É frequente encontrarmos menções a modelos “Open Source” de Inteligência Artificial mas confesso que me causa um certo incômodo, me parece um uso mal ajustado e fora do contexto do termo.
O que a maioria das pessoas chama de “modelo open source” se refere na verdade aos parâmetros e pesos pré-calculados do modelo. Com uma implementação da arquitetura de inferência do modelo e seus pesos você pode realizar inferências no seu próprio equipamento. Comparando com o uso comum de software seria mais ou menos o equivalente a baixar e executar código binário fechado em uma plataforma de código aberto.

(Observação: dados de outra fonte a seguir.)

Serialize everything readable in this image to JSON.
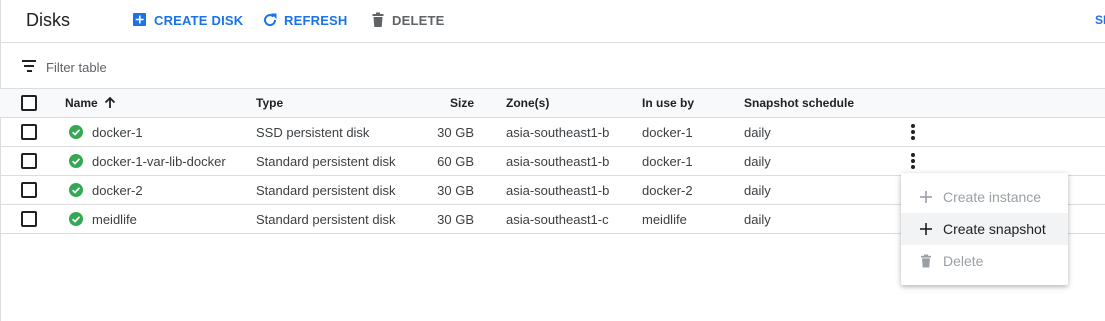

Para que um programa seja “open source sóftware” é necessário poder usá-lo para qualquer propósito, estudar o funcionamento de seus componentes, poder modificá-lo e redistribuí-lo sem restrições, tanto seu código quanto os resultados do seu uso. A disponibilidade do código fonte e do ferramental para produzir um binário executável são pré-requisitos para que um software seja “open source”.
Em um modelo de Machine Learning, a matéria prima que é transformada em pesos e parâmetros é sua base de treinamento. Como a base de treinamento é parte integral do “código fonte”, para que um modelo seja realmente “open source”, por equivalência, seus componentes e processos e ferramentas de treinamento também precisariam estar disponíveis.
Um modelo que disponibiliza apenas pesos deveria ser chamado de “Open Weight Model” ou “Modelo de Pesos Abertos”, para evitar confusão com o conceito de “open source” de software. Um software aberto implica uma liberdade de uso e aplicação muito mais ampla do que os modelos ditos “open source” permitem e essa confusão pode facilmente levar a escolhas equivocadas ou mesmo problemas legais.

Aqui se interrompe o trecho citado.